After that, monotonous. He had a flat tire ten miles away from his goal. A second one, two miles later, after being invited to a hot dog without a dog by a solitary street vendor. Eight miles to walk. And then, and then Walter.

"Dios te ha puesto en mi camino. Y con eso me ha brindado la posibilidad de tomar una decisión. Ayudarte o no ayudarte."

He stopped his trailer in the middle of the road. All the cars behind started honking. He, and his bike, jumped in. The truck driver gave him a ride to the trailer parking first, where they jumped into his pickup truck, and to a bike shop later. Unfortunately, in the first bike shop they went to they did not have the tire he needed. A matter of size. Nevertheless, they referred them to a second one.

"No tienes que invitarme a cenar," he said. "Si quieres devolverme el favor, lo único que tienes que hacer es ayudar a esa persona que Dios pondrá en tu camino para brindarte, como a mí, la posibilidad de tomar una decisión."

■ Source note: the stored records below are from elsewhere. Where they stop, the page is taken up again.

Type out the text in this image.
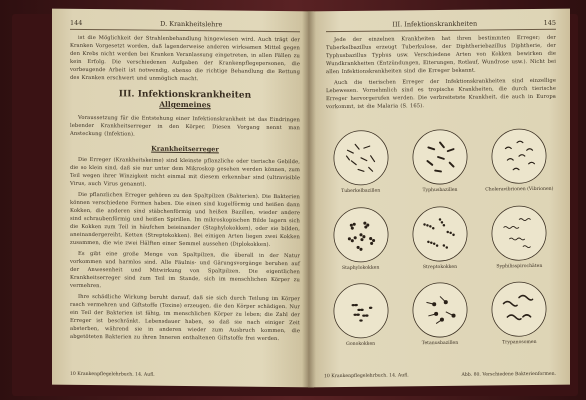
144	D. Krankheitslehre

ist die Möglichkeit der Strahlenbehandlung hingewiesen wird. Auch trägt der Kranken Vorgesetzt worden, daß lagenderweise anderen wirksamen Mittel gegen den Krebs nicht werden bei Kranken Veranlassung eingetreten, in allen Fällen zu kein Erfolg. Die verschiedenen Aufgaben der Krankenpflegepersonen, die vorbeugende Arbeit ist notwendig, ebenso die richtige Behandlung die Rettung des Kranken erschwert und unmöglich macht.

III. Infektionskrankheiten
Allgemeines

Voraussetzung für die Entstehung einer Infektionskrankheit ist das Eindringen lebender Krankheitserreger in den Körper. Diesen Vorgang nennt man Ansteckung (Infektion).

Krankheitserreger

Die Erreger (Krankheitskeime) sind kleinste pflanzliche oder tierische Gebilde, die so klein sind, daß sie nur unter dem Mikroskop gesehen werden können, zum Teil wegen ihrer Winzigkeit nicht einmal mit diesem erkennbar sind (ultravisible Virus, auch Virus genannt).

Die pflanzlichen Erreger gehören zu den Spaltpilzen (Bakterien). Die Bakterien können verschiedene Formen haben. Die einen sind kugelförmig und heißen dann Kokken, die anderen sind stäbchenförmig und heißen Bazillen, wieder andere sind schraubenförmig und heißen Spirillen. Im mikroskopischen Bilde lagern sich die Kokken zum Teil in häufchen beieinander (Staphylokokken), oder sie bilden, aneinandergereiht, Ketten (Streptokokken). Bei einigen Arten liegen zwei Kokken zusammen, die wie zwei Hälften einer Semmel aussehen (Diplokokken).

Es gibt eine große Menge von Spaltpilzen, die überall in der Natur vorkommen und harmlos sind. Alle Fäulnis- und Gärungsvorgänge beruhen auf der Anwesenheit und Mitwirkung von Spaltpilzen. Die eigentlichen Krankheitserreger sind zum Teil im Stande, sich im menschlichen Körper zu vermehren.

Ihre schädliche Wirkung beruht darauf, daß sie sich durch Teilung im Körper rasch vermehren und Giftstoffe (Toxine) erzeugen, die den Körper schädigen. Nur ein Teil der Bakterien ist fähig, im menschlichen Körper zu leben; die Zahl der Erreger ist beschränkt. Lebensdauer haben, so daß sie nach einiger Zeit absterben, während sie in anderen wieder zum Ausbruch kommen, die abgetöteten Bakterien zu ihren Inneren enthaltenen Giftstoffe frei werden.

10 Krankenpflegelehrbuch. 14. Aufl.
III. Infektionskrankheiten	145

Jede der einzelnen Krankheiten hat ihren bestimmten Erreger; der Tuberkelbazillus erzeugt Tuberkulose, der Diphtheriebazillus Diphtherie, der Typhusbazillus Typhus usw. Verschiedene Arten von Kokken bewirken die Wundkrankheiten (Entzündungen, Eiterungen, Rotlauf, Wundrose usw.). Nicht bei allen Infektionskrankheiten sind die Erreger bekannt.

Auch die tierischen Erreger der Infektionskrankheiten sind einzellige Lebewesen. Vornehmlich sind es tropische Krankheiten, die durch tierische Erreger hervorgerufen werden. Die verbreitetste Krankheit, die auch in Europa vorkommt, ist die Malaria (S. 165).

Tuberkelbazillen	Typhusbazillen	Choleravibrionen (Vibrionen)
Staphylokokken	Streptokokken	Syphilisspirochäten
Gonokokken	Tetanusbazillen	Trypanosomen
10 Krankenpflegelehrbuch. 14. Aufl.	Abb. 80. Verschiedene Bakterienformen.
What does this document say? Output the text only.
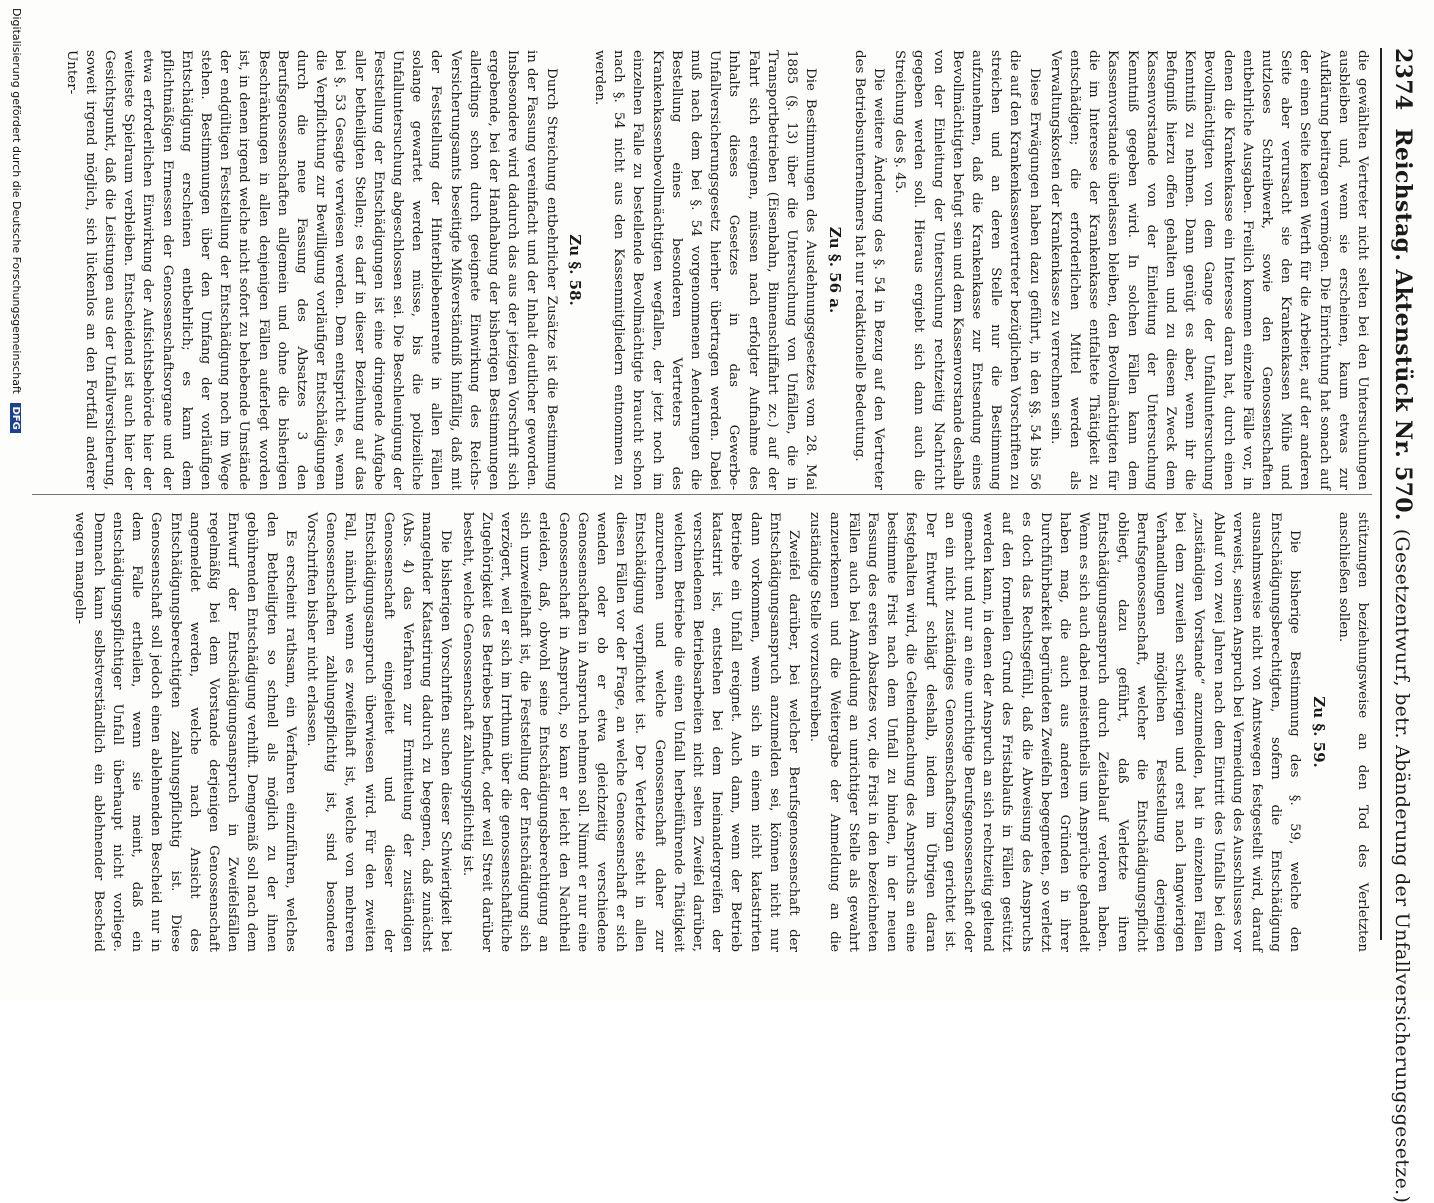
2374 Reichstag. Aktenstück Nr. 570. (Gesetzentwurf, betr. Abänderung der Unfallversicherungsgesetze.)

die gewählten Vertreter nicht selten bei den Untersuchungen ausbleiben und, wenn sie erscheinen, kaum etwas zur Aufklärung beitragen vermögen. Die Einrichtung hat sonach auf der einen Seite keinen Werth für die Arbeiter, auf der anderen Seite aber verursacht sie den Krankenkassen Mühe und nutzloses Schreibwerk, sowie den Genossenschaften entbehrliche Ausgaben. Freilich kommen einzelne Fälle vor, in denen die Krankenkasse ein Interesse daran hat, durch einen Bevollmächtigten von dem Gange der Unfalluntersuchung Kenntniß zu nehmen. Dann genügt es aber, wenn ihr die Befugniß hierzu offen gehalten und zu diesem Zweck dem Kassenvorstande von der Einleitung der Untersuchung Kenntniß gegeben wird. In solchen Fällen kann dem Kassenvorstande überlassen bleiben, den Bevollmächtigten für die im Interesse der Krankenkasse entfaltete Thätigkeit zu entschädigen; die erforderlichen Mittel werden als Verwaltungskosten der Krankenkasse zu verrechnen sein.

Diese Erwägungen haben dazu geführt, in den §§. 54 bis 56 die auf den Krankenkassenvertreter bezüglichen Vorschriften zu streichen und an deren Stelle nur die Bestimmung aufzunehmen, daß die Krankenkasse zur Entsendung eines Bevollmächtigten befugt sein und dem Kassenvorstande deshalb von der Einleitung der Untersuchung rechtzeitig Nachricht gegeben werden soll. Hieraus ergiebt sich dann auch die Streichung des §. 45.

Die weitere Änderung des §. 54 in Bezug auf den Vertreter des Betriebsunternehmers hat nur redaktionelle Bedeutung.

Zu §. 56 a.

Die Bestimmungen des Ausdehnungsgesetzes vom 28. Mai 1885 (§. 13) über die Untersuchung von Unfällen, die in Transportbetrieben (Eisenbahn, Binnenschiffahrt zc.) auf der Fahrt sich ereignen, müssen nach erfolgter Aufnahme des Inhalts dieses Gesetzes in das Gewerbe-Unfallversicherungsgesetz hierher übertragen werden. Dabei muß nach dem bei §. 54 vorgenommenen Aenderungen die Bestellung eines besonderen Vertreters des Krankenkassenbevollmächtigten wegfallen, der jetzt noch im einzelnen Falle zu bestellende Bevollmächtigte braucht schon nach §. 54 nicht aus den Kassenmitgliedern entnommen zu werden.

Zu §. 58.

Durch Streichung entbehrlicher Zusätze ist die Bestimmung in der Fassung vereinfacht und der Inhalt deutlicher geworden. Insbesondere wird dadurch das aus der jetzigen Vorschrift sich ergebende, bei der Handhabung der bisherigen Bestimmungen allerdings schon durch geeignete Einwirkung des Reichs-Versicherungsamts beseitigte Mißverständniß hinfällig, daß mit der Feststellung der Hinterbliebenenrente in allen Fällen solange gewartet werden müsse, bis die polizeiliche Unfalluntersuchung abgeschlossen sei. Die Beschleunigung der Feststellung der Entschädigungen ist eine dringende Aufgabe aller betheiligten Stellen; es darf in dieser Beziehung auf das bei §. 53 Gesagte verwiesen werden. Dem entspricht es, wenn die Verpflichtung zur Bewilligung vorläufiger Entschädigungen durch die neue Fassung des Absatzes 3 den Berufsgenossenschaften allgemein und ohne die bisherigen Beschränkungen in allen denjenigen Fällen auferlegt worden ist, in denen irgend welche nicht sofort zu behebende Umstände der endgültigen Feststellung der Entschädigung noch im Wege stehen. Bestimmungen über den Umfang der vorläufigen Entschädigung erscheinen entbehrlich; es kann dem pflichtmäßigen Ermessen der Genossenschaftsorgane und der etwa erforderlichen Einwirkung der Aufsichtsbehörde hier der weiteste Spielraum verbleiben. Entscheidend ist auch hier der Gesichtspunkt, daß die Leistungen aus der Unfallversicherung, soweit irgend möglich, sich lückenlos an den Fortfall anderer Unter-

stützungen beziehungsweise an den Tod des Verletzten anschließen sollen.

Zu §. 59.

Die bisherige Bestimmung des §. 59, welche den Entschädigungsberechtigten, sofern die Entschädigung ausnahmsweise nicht von Amtswegen festgestellt wird, darauf verweist, seinen Anspruch bei Vermeidung des Ausschlusses vor Ablauf von zwei Jahren nach dem Eintritt des Unfalls bei dem „zuständigen Vorstande“ anzumelden, hat in einzelnen Fällen bei dem zuweilen schwierigen und erst nach langwierigen Verhandlungen möglichen Feststellung derjenigen Berufsgenossenschaft, welcher die Entschädigungspflicht obliegt, dazu geführt, daß Verletzte ihren Entschädigungsanspruch durch Zeitablauf verloren haben. Wenn es sich auch dabei meistentheils um Ansprüche gehandelt haben mag, die auch aus anderen Gründen in ihrer Durchführbarkeit begründeten Zweifeln begegneten, so verletzt es doch das Rechtsgefühl, daß die Abweisung des Anspruchs auf den formellen Grund des Fristablaufs in Fällen gestützt werden kann, in denen der Anspruch an sich rechtzeitig geltend gemacht und nur an eine unrichtige Berufsgenossenschaft oder an ein nicht zuständiges Genossenschaftsorgan gerichtet ist. Der Entwurf schlägt deshalb, indem im Übrigen daran festgehalten wird, die Geltendmachung des Anspruchs an eine bestimmte Frist nach dem Unfall zu binden, in der neuen Fassung des ersten Absatzes vor, die Frist in den bezeichneten Fällen auch bei Anmeldung an unrichtiger Stelle als gewahrt anzuerkennen und die Weitergabe der Anmeldung an die zuständige Stelle vorzuschreiben.

Zweifel darüber, bei welcher Berufsgenossenschaft der Entschädigungsanspruch anzumelden sei, können nicht nur dann vorkommen, wenn sich in einem nicht katastrirten Betriebe ein Unfall ereignet. Auch dann, wenn der Betrieb katastrirt ist, entstehen bei dem Ineinandergreifen der verschiedenen Betriebsarbeiten nicht selten Zweifel darüber, welchem Betriebe die einen Unfall herbeiführende Thätigkeit anzurechnen und welche Genossenschaft daher zur Entschädigung verpflichtet ist. Der Verletzte steht in allen diesen Fällen vor der Frage, an welche Genossenschaft er sich wenden oder ob er etwa gleichzeitig verschiedene Genossenschaften in Anspruch nehmen soll. Nimmt er nur eine Genossenschaft in Anspruch, so kann er leicht den Nachtheil erleiden, daß, obwohl seine Entschädigungsberechtigung an sich unzweifelhaft ist, die Feststellung der Entschädigung sich verzögert, weil er sich im Irrthum über die genossenschaftliche Zugehörigkeit des Betriebes befindet, oder weil Streit darüber besteht, welche Genossenschaft zahlungspflichtig ist.

Die bisherigen Vorschriften suchen dieser Schwierigkeit bei mangelnder Katastrirung dadurch zu begegnen, daß zunächst (Abs. 4) das Verfahren zur Ermittelung der zuständigen Genossenschaft eingeleitet und dieser der Entschädigungsanspruch überwiesen wird. Für den zweiten Fall, nämlich wenn es zweifelhaft ist, welche von mehreren Genossenschaften zahlungspflichtig ist, sind besondere Vorschriften bisher nicht erlassen.

Es erscheint rathsam, ein Verfahren einzuführen, welches den Betheiligten so schnell als möglich zu der ihnen gebührenden Entschädigung verhilft. Demgemäß soll nach dem Entwurf der Entschädigungsanspruch in Zweifelsfällen regelmäßig bei dem Vorstande derjenigen Genossenschaft angemeldet werden, welche nach Ansicht des Entschädigungsberechtigten zahlungspflichtig ist. Diese Genossenschaft soll jedoch einen ablehnenden Bescheid nur in dem Falle ertheilen, wenn sie meint, daß ein entschädigungspflichtiger Unfall überhaupt nicht vorliege. Demnach kann selbstverständlich ein ablehnender Bescheid wegen mangeln-

Digitalisierung gefördert durch die Deutsche Forschungsgemeinschaft DFG
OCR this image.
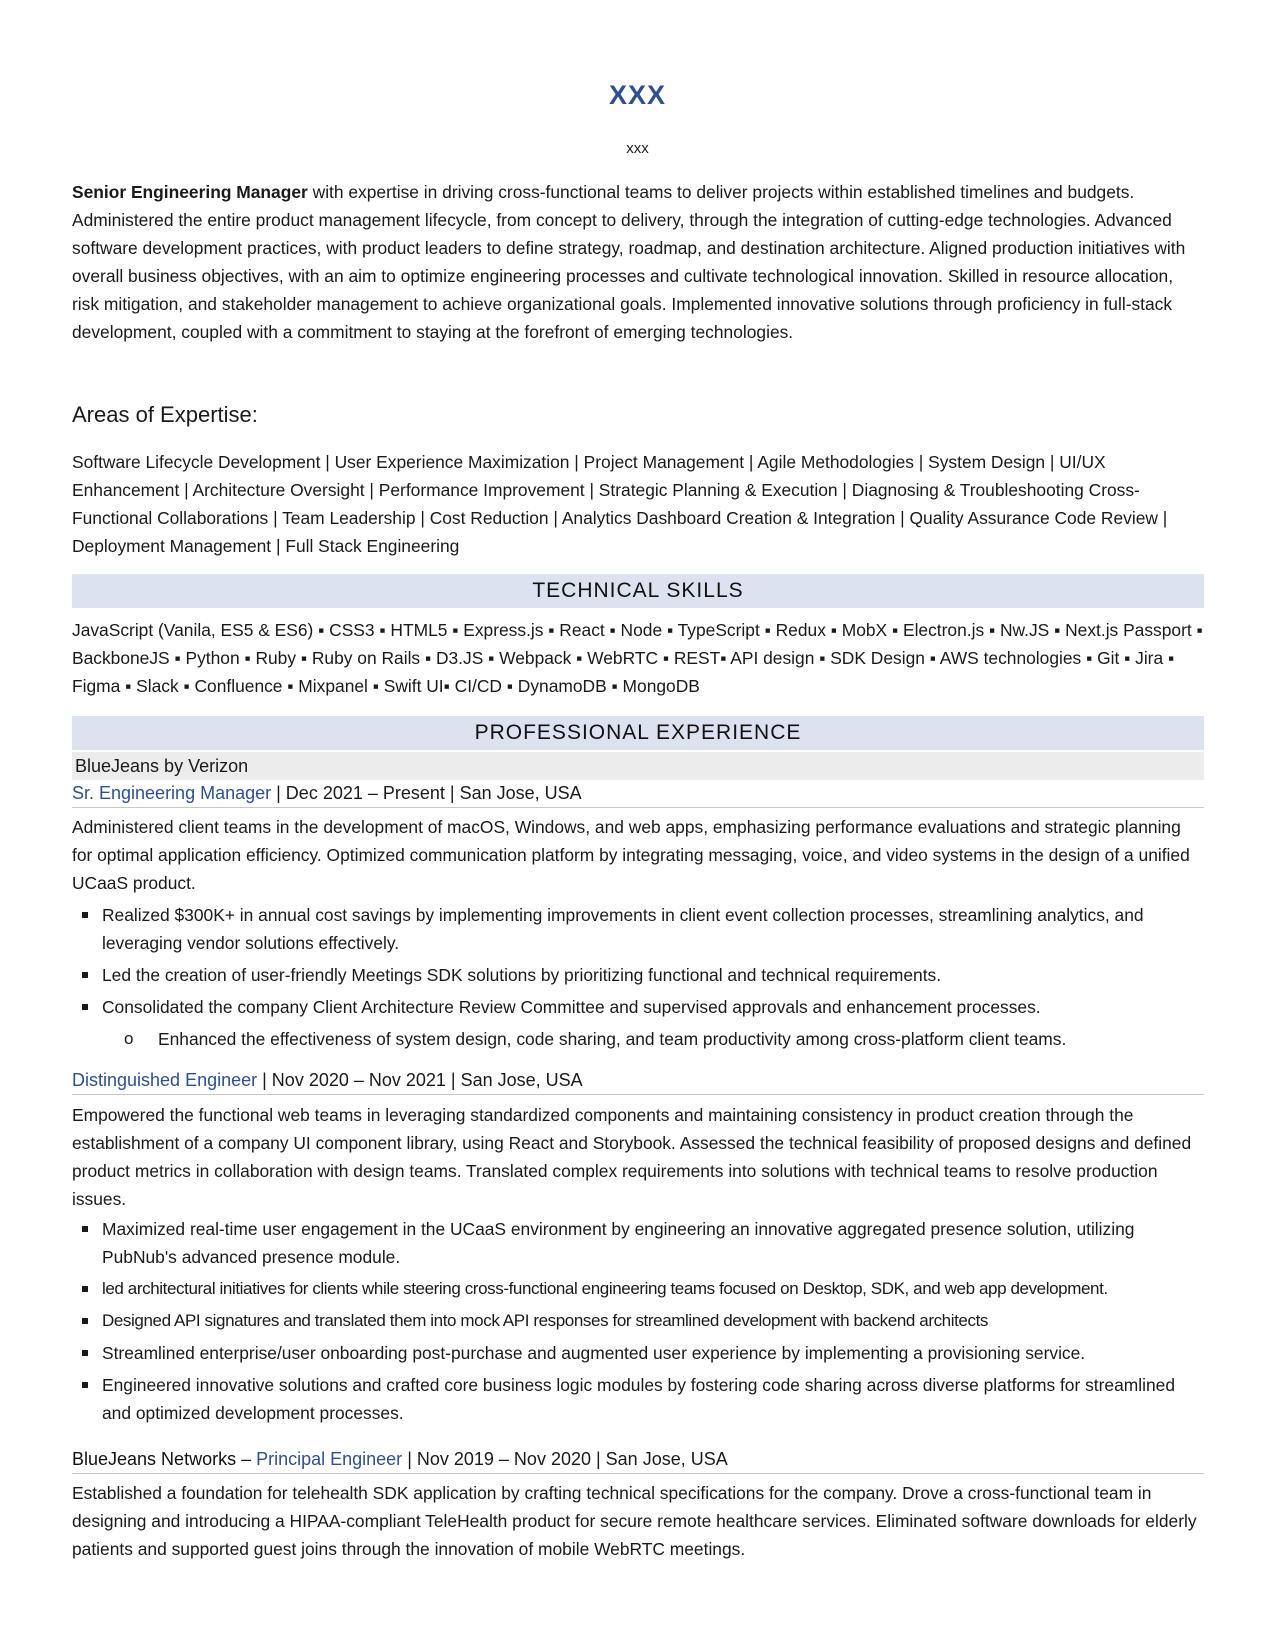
XXX
xxx
Senior Engineering Manager with expertise in driving cross-functional teams to deliver projects within established timelines and budgets. Administered the entire product management lifecycle, from concept to delivery, through the integration of cutting-edge technologies. Advanced software development practices, with product leaders to define strategy, roadmap, and destination architecture. Aligned production initiatives with overall business objectives, with an aim to optimize engineering processes and cultivate technological innovation. Skilled in resource allocation, risk mitigation, and stakeholder management to achieve organizational goals. Implemented innovative solutions through proficiency in full-stack development, coupled with a commitment to staying at the forefront of emerging technologies.
Areas of Expertise:
Software Lifecycle Development | User Experience Maximization | Project Management | Agile Methodologies | System Design | UI/UX Enhancement | Architecture Oversight | Performance Improvement | Strategic Planning & Execution | Diagnosing & Troubleshooting Cross-Functional Collaborations | Team Leadership | Cost Reduction | Analytics Dashboard Creation & Integration | Quality Assurance Code Review | Deployment Management | Full Stack Engineering
TECHNICAL SKILLS
JavaScript (Vanila, ES5 & ES6) ▪ CSS3 ▪ HTML5 ▪ Express.js ▪ React ▪ Node ▪ TypeScript ▪ Redux ▪ MobX ▪ Electron.js ▪ Nw.JS ▪ Next.js Passport ▪ BackboneJS ▪ Python ▪ Ruby ▪ Ruby on Rails ▪ D3.JS ▪ Webpack ▪ WebRTC ▪ REST▪ API design ▪ SDK Design ▪ AWS technologies ▪ Git ▪ Jira ▪ Figma ▪ Slack ▪ Confluence ▪ Mixpanel ▪ Swift UI▪ CI/CD ▪ DynamoDB ▪ MongoDB
PROFESSIONAL EXPERIENCE
BlueJeans by Verizon
Sr. Engineering Manager | Dec 2021 – Present | San Jose, USA
Administered client teams in the development of macOS, Windows, and web apps, emphasizing performance evaluations and strategic planning for optimal application efficiency. Optimized communication platform by integrating messaging, voice, and video systems in the design of a unified UCaaS product.
Realized $300K+ in annual cost savings by implementing improvements in client event collection processes, streamlining analytics, and leveraging vendor solutions effectively.
Led the creation of user-friendly Meetings SDK solutions by prioritizing functional and technical requirements.
Consolidated the company Client Architecture Review Committee and supervised approvals and enhancement processes.
o Enhanced the effectiveness of system design, code sharing, and team productivity among cross-platform client teams.
Distinguished Engineer | Nov 2020 – Nov 2021 | San Jose, USA
Empowered the functional web teams in leveraging standardized components and maintaining consistency in product creation through the establishment of a company UI component library, using React and Storybook. Assessed the technical feasibility of proposed designs and defined product metrics in collaboration with design teams. Translated complex requirements into solutions with technical teams to resolve production issues.
Maximized real-time user engagement in the UCaaS environment by engineering an innovative aggregated presence solution, utilizing PubNub's advanced presence module.
led architectural initiatives for clients while steering cross-functional engineering teams focused on Desktop, SDK, and web app development.
Designed API signatures and translated them into mock API responses for streamlined development with backend architects
Streamlined enterprise/user onboarding post-purchase and augmented user experience by implementing a provisioning service.
Engineered innovative solutions and crafted core business logic modules by fostering code sharing across diverse platforms for streamlined and optimized development processes.
BlueJeans Networks – Principal Engineer | Nov 2019 – Nov 2020 | San Jose, USA
Established a foundation for telehealth SDK application by crafting technical specifications for the company. Drove a cross-functional team in designing and introducing a HIPAA-compliant TeleHealth product for secure remote healthcare services. Eliminated software downloads for elderly patients and supported guest joins through the innovation of mobile WebRTC meetings.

Walter was from Cuba. He had won a Green Card while he was in prison for making money under the communist regime. Once free, he had moved to Florida leaving behind a wife and two daughters that would soon be with him after seven years apart. And then, the same way he arrived, he left.

That night, for the first time, he fell sleep knowing that he would make it to Key West. Knowing that getting to Key West was not important anymore. While listening to Corazón Loco by Bebo & Cigala, and the swinging of the waves.